Дядя моего Левенгельма зовется тоже Густав. Племянника недавно прислали ко мне из Стокгольма взамен графа Розена, который вернулся на родину. Но он так пышен и неприступен, что я едва смею говорить с ним.
— Кроме того, за этим завтраком будем мы с Мариусом, чтобы ты могла поболтать с ним без помехи, тетя.
Мой Левенгельм, его Левенгельм, Марселина и Мариус. Нет! И еще раз нет! Я приняла решение.
— Марселина, будь добра, пришли ко мне Левенгельма.
«Он приедет, вымоет руки. После долгого путешествия он захочет немного подвигаться. Кроме того, он никогда не был в Э-ля Шапеле. Гостиница напротив собора, и он захочет посетить собор, как и все туристы».
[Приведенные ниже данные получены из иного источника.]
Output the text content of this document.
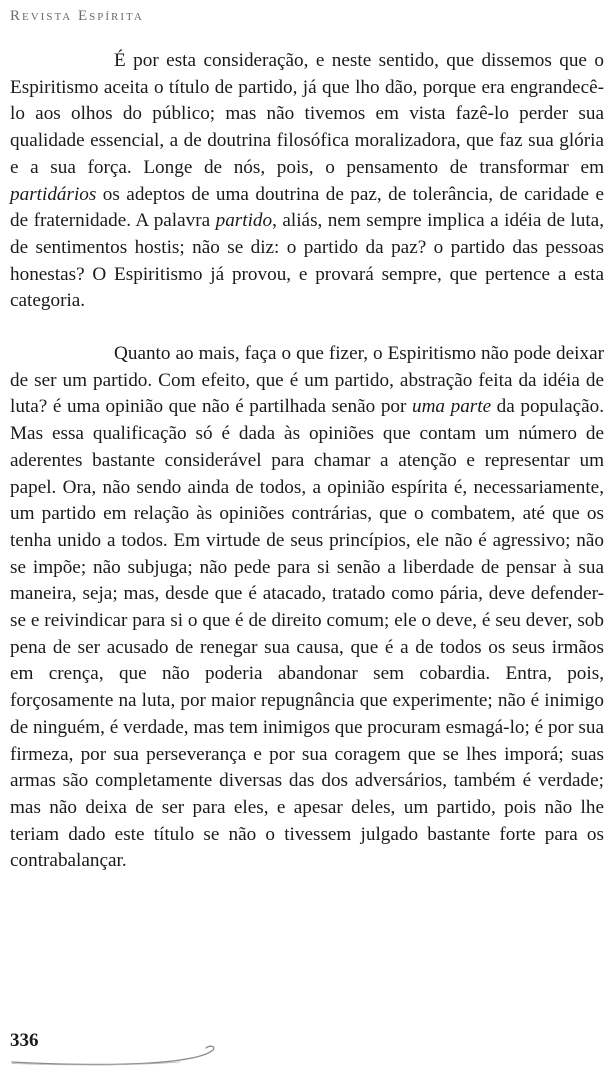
Revista Espírita

É por esta consideração, e neste sentido, que dissemos que o Espiritismo aceita o título de partido, já que lho dão, porque era engrandecê-lo aos olhos do público; mas não tivemos em vista fazê-lo perder sua qualidade essencial, a de doutrina filosófica moralizadora, que faz sua glória e a sua força. Longe de nós, pois, o pensamento de transformar em partidários os adeptos de uma doutrina de paz, de tolerância, de caridade e de fraternidade. A palavra partido, aliás, nem sempre implica a idéia de luta, de sentimentos hostis; não se diz: o partido da paz? o partido das pessoas honestas? O Espiritismo já provou, e provará sempre, que pertence a esta categoria.

Quanto ao mais, faça o que fizer, o Espiritismo não pode deixar de ser um partido. Com efeito, que é um partido, abstração feita da idéia de luta? é uma opinião que não é partilhada senão por uma parte da população. Mas essa qualificação só é dada às opiniões que contam um número de aderentes bastante considerável para chamar a atenção e representar um papel. Ora, não sendo ainda de todos, a opinião espírita é, necessariamente, um partido em relação às opiniões contrárias, que o combatem, até que os tenha unido a todos. Em virtude de seus princípios, ele não é agressivo; não se impõe; não subjuga; não pede para si senão a liberdade de pensar à sua maneira, seja; mas, desde que é atacado, tratado como pária, deve defender-se e reivindicar para si o que é de direito comum; ele o deve, é seu dever, sob pena de ser acusado de renegar sua causa, que é a de todos os seus irmãos em crença, que não poderia abandonar sem cobardia. Entra, pois, forçosamente na luta, por maior repugnância que experimente; não é inimigo de ninguém, é verdade, mas tem inimigos que procuram esmagá-lo; é por sua firmeza, por sua perseverança e por sua coragem que se lhes imporá; suas armas são completamente diversas das dos adversários, também é verdade; mas não deixa de ser para eles, e apesar deles, um partido, pois não lhe teriam dado este título se não o tivessem julgado bastante forte para os contrabalançar.

336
— Вам только понадобится сказать вашему дяде. Ваш дядя должен будет уйти, как только меня увидит. Обещаете?
Мой Левенгельм был в ужасе.
— Разве, несмотря на все приготовления, нельзя устроить сюрприз? — спросила я. И молчала, пока он не ответил:
— Как прикажете, Ваше величество!
Я надела шляпу с вуалью. Вуаль прикрывала только щеки. Я натянула ее до подбородка. Кроме того, в соборе, вероятно, сумрак… Потом я одна вышла из гостиницы.
Это последний сюрприз в моей жизни, — думала я, входя в собор. Первое свидание с человеком, которого я не знаю, начало всему… Или не начало? Это выяснится через полчаса.
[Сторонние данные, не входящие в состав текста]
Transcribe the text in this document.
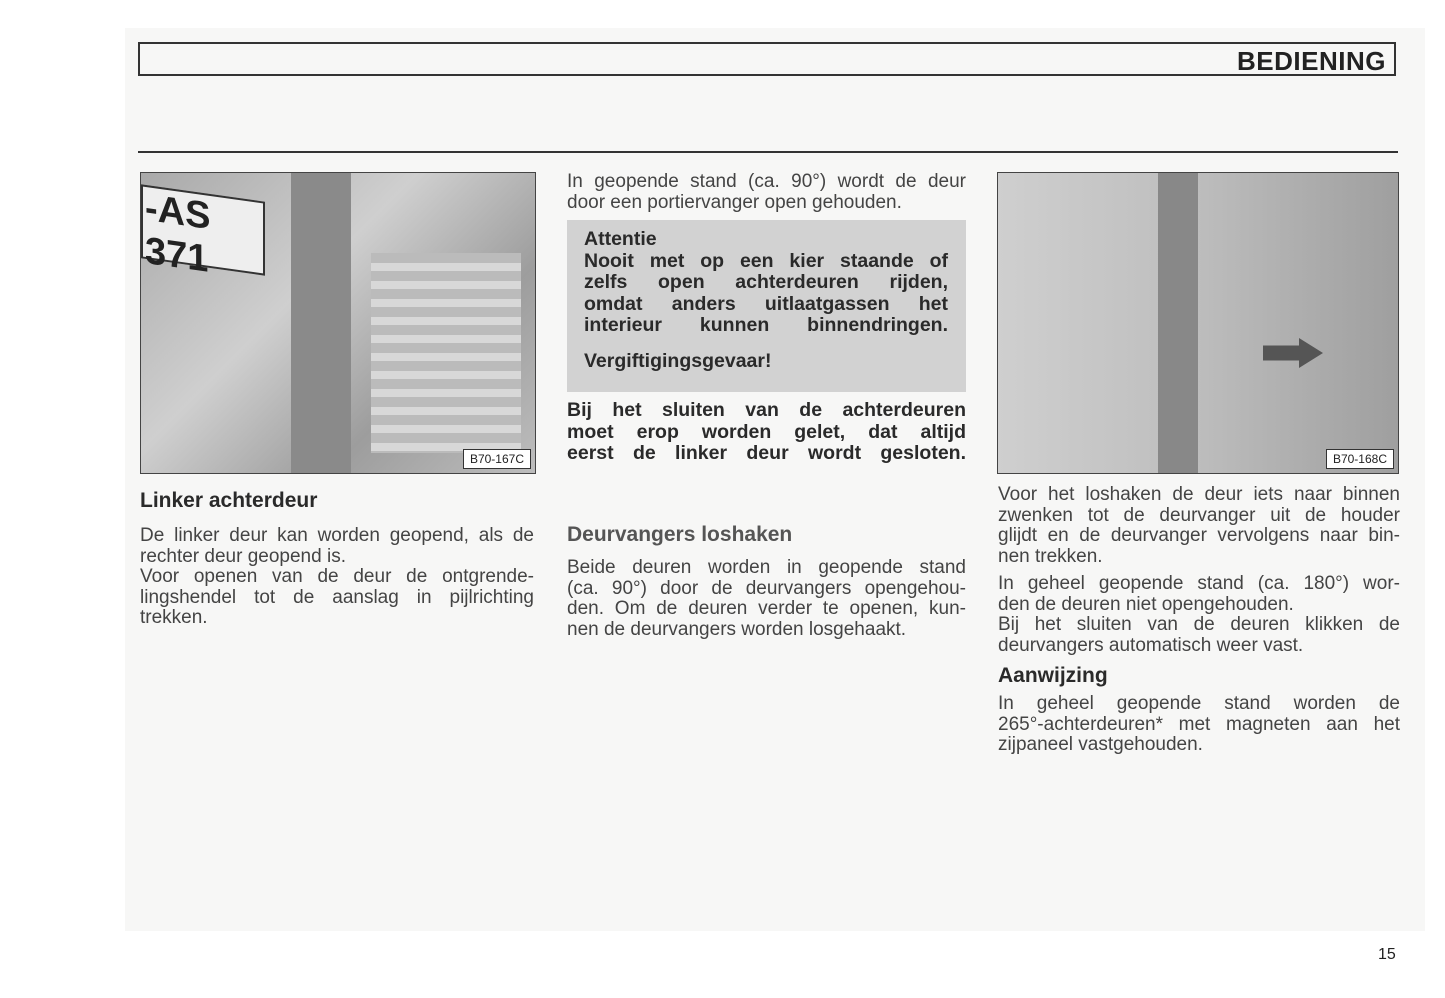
BEDIENING
-AS 371
B70-167C	B70-168C
Linker achterdeur
De linker deur kan worden geopend, als de
rechter deur geopend is.
Voor openen van de deur de ontgrende-
lingshendel tot de aanslag in pijlrichting
trekken.
In geopende stand (ca. 90°) wordt de deur
door een portiervanger open gehouden.
Attentie
Nooit met op een kier staande of
zelfs open achterdeuren rijden,
omdat anders uitlaatgassen het
interieur kunnen binnendringen.
Vergiftigingsgevaar!
Bij het sluiten van de achterdeuren
moet erop worden gelet, dat altijd
eerst de linker deur wordt gesloten.
Deurvangers loshaken
Beide deuren worden in geopende stand
(ca. 90°) door de deurvangers opengehou-
den. Om de deuren verder te openen, kun-
nen de deurvangers worden losgehaakt.
Voor het loshaken de deur iets naar binnen
zwenken tot de deurvanger uit de houder
glijdt en de deurvanger vervolgens naar bin-
nen trekken.
In geheel geopende stand (ca. 180°) wor-
den de deuren niet opengehouden.
Bij het sluiten van de deuren klikken de
deurvangers automatisch weer vast.
Aanwijzing
In geheel geopende stand worden de
265°-achterdeuren* met magneten aan het
zijpaneel vastgehouden.
15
Я села на скамью и сжала руки. Они дрожали.
Одиннадцать лет — долгий срок. Может быть, незаметно я стала пожилой женщиной. Во всяком случае, он уже взрослый. Он такой взрослый, что его послали в заграничное путешествие, чтобы он мог выбрать себе невесту в царствующих домах Европы. Ему дали в провожатые верного Карла Левенгельма, который когда-то учил его отца всем тонкостям придворного этикета. А я нарушаю придворный этикет…
Этим утром в соборе было много туристов. Я провожала глазами каждого. Этот?.. — спрашивала я себя. А сердце билось такими частыми гулкими ударами! А может быть этот — маленький, с плоскими ступнями?..
Я не знаю переживаний женщин, сыновья которых растут на их глазах, которые говорят им «спокойной ночи» каждый вечер, которые видят, как их сын бреется в первый раз и слышат о его первом свидании из его уст. Я этого не знаю. Я ожидаю мужчину, который похож на того, о ком я грезила всю жизнь, и которого я еще ни разу не встретила. Самой большой дружбы, очарования, я жду всего, да, всего от моего незнакомого сына!..
Я узнала его сразу. И не потому, что он шел в сопровождении Левенгельма, который нисколько не изменился со времени Стокгольма. Я узнала его по осанке, походке, неуловимому движению, которым он повернул голову и прошептал несколько слов Левенгельму. Он был в штатском темном костюме и почти такой же высокий, как его отец. Только более худощав. Да, гораздо более худощав.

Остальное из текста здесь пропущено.